Aun cuando aquellas palabras tranquilizaron algo a Catherine, ésta aún experimentaba una inquietud que trató de disipar con una ingenua pregunta que sorprendió a Mr. Tilney:

—¿Por qué es usted menos generoso que su hermana? Si tanta confianza mostró ella en mí, suponiendo, desde luego, que se trataba de un mal entendido, ¿por qué usted se molestó?

—¿Molestarme yo?

—Sí, sí; cuando entró usted en el palco, todo su aspecto revelaba disgusto.

—¿Disgusto? ¿Acaso tengo derecho a disgustarme con usted?

—Pues, a juzgar por la expresión de su rostro, nadie habría pensado lo contrario.

Henry contestó rogándole que le dejara sitio a su lado, donde permaneció un rato charlando y mostrándose tan agradable, que el mero anuncio de que debía marcharse provocó en Catherine un sentimiento de tristeza. Antes de separarse, sin embargo, convinieron en realizar cuanto antes el proyectado paseo, y más allá de la pena que sentía por tener que separarse de su amigo, Catherine se consideró aquella noche la criatura más feliz de la tierra. Mientras ambos hablaban observó con gran sorpresa que John Thorpe, que era por lo general el hombre más inquieto del mundo, hablaba detenidamente con el general Tilney, y su sorpresa aumentó al observar que ella era el objeto de la atención y la conversación de los dos caballeros. ¿Qué estaría diciendo? Temió que tal vez al general le disgustase su aspecto. Además, interpretaba como una prueba de antipatía el que dicho señor hubiera preferido negarle la entrada en su casa antes que retrasar él su paseo.

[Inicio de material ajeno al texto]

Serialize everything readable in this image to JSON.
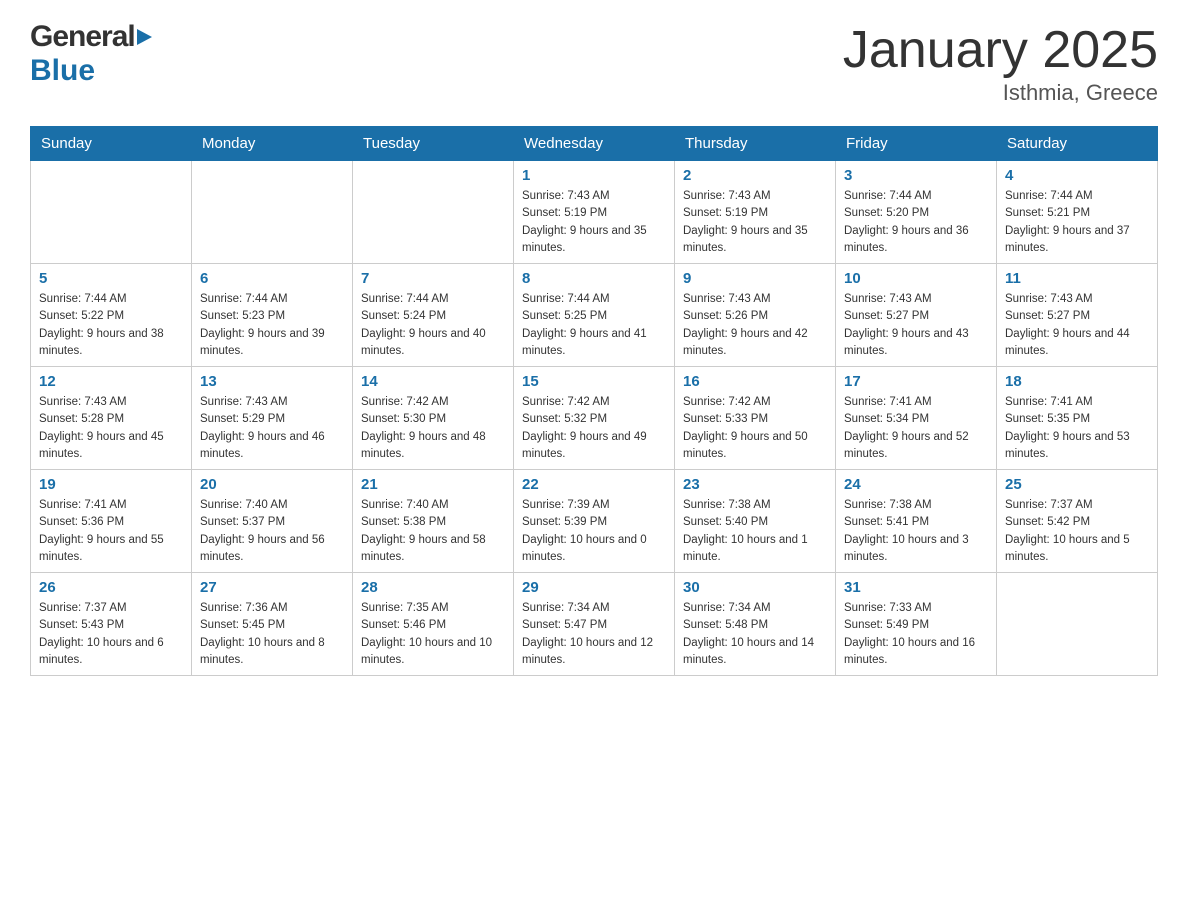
{
  "header": {
    "logo_general": "General",
    "logo_blue": "Blue",
    "title": "January 2025",
    "subtitle": "Isthmia, Greece"
  },
  "weekdays": [
    "Sunday",
    "Monday",
    "Tuesday",
    "Wednesday",
    "Thursday",
    "Friday",
    "Saturday"
  ],
  "weeks": [
    [
      {
        "day": "",
        "info": ""
      },
      {
        "day": "",
        "info": ""
      },
      {
        "day": "",
        "info": ""
      },
      {
        "day": "1",
        "info": "Sunrise: 7:43 AM\nSunset: 5:19 PM\nDaylight: 9 hours and 35 minutes."
      },
      {
        "day": "2",
        "info": "Sunrise: 7:43 AM\nSunset: 5:19 PM\nDaylight: 9 hours and 35 minutes."
      },
      {
        "day": "3",
        "info": "Sunrise: 7:44 AM\nSunset: 5:20 PM\nDaylight: 9 hours and 36 minutes."
      },
      {
        "day": "4",
        "info": "Sunrise: 7:44 AM\nSunset: 5:21 PM\nDaylight: 9 hours and 37 minutes."
      }
    ],
    [
      {
        "day": "5",
        "info": "Sunrise: 7:44 AM\nSunset: 5:22 PM\nDaylight: 9 hours and 38 minutes."
      },
      {
        "day": "6",
        "info": "Sunrise: 7:44 AM\nSunset: 5:23 PM\nDaylight: 9 hours and 39 minutes."
      },
      {
        "day": "7",
        "info": "Sunrise: 7:44 AM\nSunset: 5:24 PM\nDaylight: 9 hours and 40 minutes."
      },
      {
        "day": "8",
        "info": "Sunrise: 7:44 AM\nSunset: 5:25 PM\nDaylight: 9 hours and 41 minutes."
      },
      {
        "day": "9",
        "info": "Sunrise: 7:43 AM\nSunset: 5:26 PM\nDaylight: 9 hours and 42 minutes."
      },
      {
        "day": "10",
        "info": "Sunrise: 7:43 AM\nSunset: 5:27 PM\nDaylight: 9 hours and 43 minutes."
      },
      {
        "day": "11",
        "info": "Sunrise: 7:43 AM\nSunset: 5:27 PM\nDaylight: 9 hours and 44 minutes."
      }
    ],
    [
      {
        "day": "12",
        "info": "Sunrise: 7:43 AM\nSunset: 5:28 PM\nDaylight: 9 hours and 45 minutes."
      },
      {
        "day": "13",
        "info": "Sunrise: 7:43 AM\nSunset: 5:29 PM\nDaylight: 9 hours and 46 minutes."
      },
      {
        "day": "14",
        "info": "Sunrise: 7:42 AM\nSunset: 5:30 PM\nDaylight: 9 hours and 48 minutes."
      },
      {
        "day": "15",
        "info": "Sunrise: 7:42 AM\nSunset: 5:32 PM\nDaylight: 9 hours and 49 minutes."
      },
      {
        "day": "16",
        "info": "Sunrise: 7:42 AM\nSunset: 5:33 PM\nDaylight: 9 hours and 50 minutes."
      },
      {
        "day": "17",
        "info": "Sunrise: 7:41 AM\nSunset: 5:34 PM\nDaylight: 9 hours and 52 minutes."
      },
      {
        "day": "18",
        "info": "Sunrise: 7:41 AM\nSunset: 5:35 PM\nDaylight: 9 hours and 53 minutes."
      }
    ],
    [
      {
        "day": "19",
        "info": "Sunrise: 7:41 AM\nSunset: 5:36 PM\nDaylight: 9 hours and 55 minutes."
      },
      {
        "day": "20",
        "info": "Sunrise: 7:40 AM\nSunset: 5:37 PM\nDaylight: 9 hours and 56 minutes."
      },
      {
        "day": "21",
        "info": "Sunrise: 7:40 AM\nSunset: 5:38 PM\nDaylight: 9 hours and 58 minutes."
      },
      {
        "day": "22",
        "info": "Sunrise: 7:39 AM\nSunset: 5:39 PM\nDaylight: 10 hours and 0 minutes."
      },
      {
        "day": "23",
        "info": "Sunrise: 7:38 AM\nSunset: 5:40 PM\nDaylight: 10 hours and 1 minute."
      },
      {
        "day": "24",
        "info": "Sunrise: 7:38 AM\nSunset: 5:41 PM\nDaylight: 10 hours and 3 minutes."
      },
      {
        "day": "25",
        "info": "Sunrise: 7:37 AM\nSunset: 5:42 PM\nDaylight: 10 hours and 5 minutes."
      }
    ],
    [
      {
        "day": "26",
        "info": "Sunrise: 7:37 AM\nSunset: 5:43 PM\nDaylight: 10 hours and 6 minutes."
      },
      {
        "day": "27",
        "info": "Sunrise: 7:36 AM\nSunset: 5:45 PM\nDaylight: 10 hours and 8 minutes."
      },
      {
        "day": "28",
        "info": "Sunrise: 7:35 AM\nSunset: 5:46 PM\nDaylight: 10 hours and 10 minutes."
      },
      {
        "day": "29",
        "info": "Sunrise: 7:34 AM\nSunset: 5:47 PM\nDaylight: 10 hours and 12 minutes."
      },
      {
        "day": "30",
        "info": "Sunrise: 7:34 AM\nSunset: 5:48 PM\nDaylight: 10 hours and 14 minutes."
      },
      {
        "day": "31",
        "info": "Sunrise: 7:33 AM\nSunset: 5:49 PM\nDaylight: 10 hours and 16 minutes."
      },
      {
        "day": "",
        "info": ""
      }
    ]
  ]
}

—¿Dónde ha conocido Mr. Thorpe a su padre, el general? —preguntó con ansiedad a Mr. Tilney señalando a los dos hombres.

Henry no lo sabía, pero agregó que su padre, como todos los militares, tenía numerosas relaciones.

Una vez que hubo terminado el espectáculo, Thorpe se acercó y se ofreció a acompañar a las señoras, hizo objeto de grandes atenciones a Catherine y, mientras esperaban en el vestíbulo la llegada de los coches, se anticipó a la pregunta que el corazón y los labios de Catherine deseaban formular, diciendo:

—¿Me ha visto hablando con el general Tilney? Es un viejo simpatiquísimo, fuerte, activo; parece más joven que su hijo. Lo estimo mucho. Nunca he visto alguien más bueno y caballeroso.

—Pero ¿de qué lo conoce usted?

—¿Que de qué lo conozco? Son pocas las personas de Bath con quien yo no me trate. Lo conocí en Bedford, volví a encontrarlo aquí, en el salón de billar. Por cierto que, a pesar de ser uno de nuestros mejores jugadores de billar y del miedo que en un principio me inspiraba su juego, gané la partida que disfrutamos. Jugábamos a cinco por cuatro en contra de mí, y si no llego a hacer la carambola más limpia que jamás he conseguido (dándole a su bola, como comprenderá, pero es imposible explicarlo sin una mesa), no gano. Se trata de una persona excelente, y muy rico. Me gustaría que me invitase a comer pues debe de tener un cocinero magnífico. Y ahora que me acuerdo, ¿de qué le parece que hemos estado hablando? Pues de usted, sí, de usted, y el general dice que usted es la mujer más bonita que hay en Bath.

—¡Qué tontería! ¿A qué viene ahora eso?

—¿Sabe usted qué le contesté? —dijo él, y añadió voz baja— Le dije: tiene usted razón, mi general.

Al llegar a ese punto, Catherine, a quien agradaba menos la admiración de Thorpe que la del general Tilney, se apresuró a seguir a Mr. Allen.

Thorpe, a pesar de los reiterados pedidos de la muchacha para que se retirara, no la abandonó hasta que estuvo instalada en el coche, prodigándole mientras tanto los más delicados halagos.

A Catherine le resultaba enormemente grato que el general, lejos de sentir antipatía por ella, la admirase tan cordialmente, y con infinita complacencia pensó que por lo visto todos los miembros de la familia Tilney estaban de acuerdo con respecto a ella. La velada había resultado infinitamente mejor de lo esperado.